The patient did not experience any increase in photosensitivity during treatment. Being conscious of sun protection, she primarily went outdoors in the early mornings and late in the day. The patient never travelled to sunny holiday destinations. Additionally, she used self-tanning spray (dihydroxyacetone) as photoprotection. Both during teriflunomide and after treatment, when her eryPpIX level had returned to 30 µmol/L, her EPPQoL was stable, and the score was rather low [2].

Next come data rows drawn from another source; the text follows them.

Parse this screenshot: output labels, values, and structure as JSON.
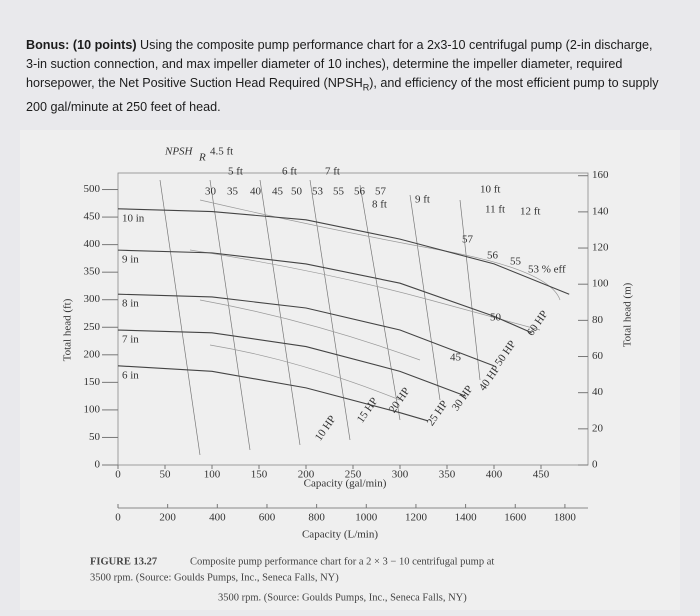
{
  "question": {
    "bold": "Bonus: (10 points)",
    "part1": "Using the composite pump performance chart for a 2x3-10 centrifugal pump (2-in discharge, 3-in suction connection, and max impeller diameter of 10 inches), determine the impeller diameter, required horsepower, the Net Positive Suction Head Required (NPSH",
    "sub": "R",
    "part2": "), and efficiency of the most efficient pump to supply 200 gal/minute at 250 feet of head."
  },
  "caption": {
    "label": "FIGURE 13.27",
    "line0": "Composite pump performance chart for a 2 × 3 − 10 centrifugal pump at",
    "line1": "3500 rpm. (Source: Goulds Pumps, Inc., Seneca Falls, NY)"
  },
  "chart_data": {
    "type": "line",
    "x_label": "Capacity (gal/min)",
    "x2_label": "Capacity (L/min)",
    "y_label": "Total head (ft)",
    "y2_label": "Total head (m)",
    "npsh_label": "NPSH",
    "npsh_sub": "R",
    "xlim": [
      0,
      500
    ],
    "xticks": [
      0,
      50,
      100,
      150,
      200,
      250,
      300,
      350,
      400,
      450
    ],
    "x2lim": [
      0,
      1893
    ],
    "x2ticks": [
      0,
      200,
      400,
      600,
      800,
      1000,
      1200,
      1400,
      1600,
      1800
    ],
    "ylim": [
      0,
      530
    ],
    "yticks": [
      0,
      50,
      100,
      150,
      200,
      250,
      300,
      350,
      400,
      450,
      500
    ],
    "y2lim": [
      0,
      161.5
    ],
    "y2ticks": [
      0,
      20,
      40,
      60,
      80,
      100,
      120,
      140,
      160
    ],
    "series": [
      {
        "name": "10 in",
        "color": "#444",
        "x": [
          0,
          100,
          200,
          300,
          400,
          480
        ],
        "values": [
          465,
          460,
          445,
          410,
          365,
          310
        ]
      },
      {
        "name": "9 in",
        "color": "#444",
        "x": [
          0,
          100,
          200,
          300,
          400,
          440
        ],
        "values": [
          390,
          385,
          365,
          330,
          270,
          240
        ]
      },
      {
        "name": "8 in",
        "color": "#444",
        "x": [
          0,
          100,
          200,
          300,
          400
        ],
        "values": [
          310,
          305,
          285,
          245,
          180
        ]
      },
      {
        "name": "7 in",
        "color": "#444",
        "x": [
          0,
          100,
          200,
          300,
          370
        ],
        "values": [
          245,
          240,
          215,
          170,
          125
        ]
      },
      {
        "name": "6 in",
        "color": "#444",
        "x": [
          0,
          100,
          200,
          300,
          330
        ],
        "values": [
          180,
          170,
          140,
          95,
          80
        ]
      }
    ],
    "annotations": [
      "4.5 ft",
      "5 ft",
      "6 ft",
      "7 ft",
      "8 ft",
      "9 ft",
      "10 ft",
      "11 ft",
      "12 ft",
      "30",
      "35",
      "40",
      "45",
      "50",
      "53",
      "55",
      "56",
      "57",
      "57",
      "56",
      "55",
      "53 % eff",
      "50",
      "45",
      "60 HP",
      "50 HP",
      "40 HP",
      "30 HP",
      "25 HP",
      "20 HP",
      "15 HP",
      "10 HP"
    ]
  }
}
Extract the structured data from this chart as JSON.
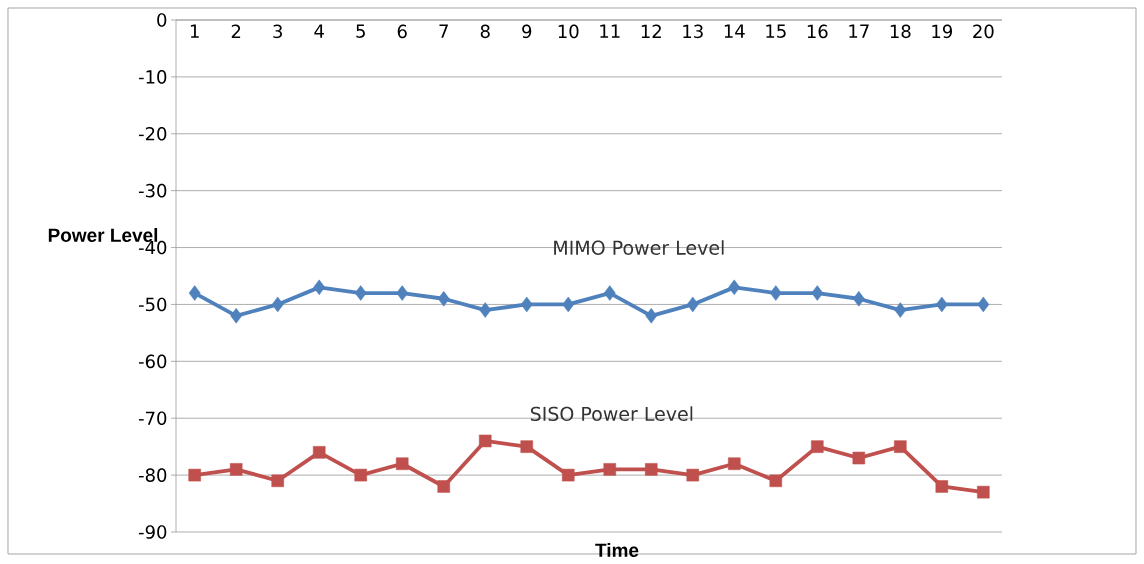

It is possible that the effect of teriflunomide on PpIX is caused by increased 5-ALA synthase activity or increased glycine involved in the primary step in the heme synthesis [9]. In this case, the PpIX would increase as EPP patients already have a low FECH activity with diminished conversion of PpIX to heme. Further, teriflunomide may act as am inhibitor of ferrochelatase activity. Just a small inhibition might have a pronounced effect on PpIX levels as ferrochelatase levels are already only at 10–30% in patients with EPP compared to healthy persons [1].

In patients with EPP, the release of PpIX from erythrocytes is relatively fast; in lead-poisoned patients, it is slow [10]. As the patient did not experience an increase in photosensitivity, even with very high PpIX levels, and had no liver toxicity (which might be expected due to high excretion of PpIX), it is likely that teriflunomide stabilizes PpIX to remain inside the erythrocytes, preventing release to plasma and the skin, thereby avoiding liver toxicity and increased photosensitivity.

5. Conclusions

Although we did not find any drug-related liver toxicity of teriflunomide in this case report, the risk of increased PpIX levels and potential harmful effects on the liver should be taken into consideration when administering systemic drugs to patients with erythropoietic protoporphyria.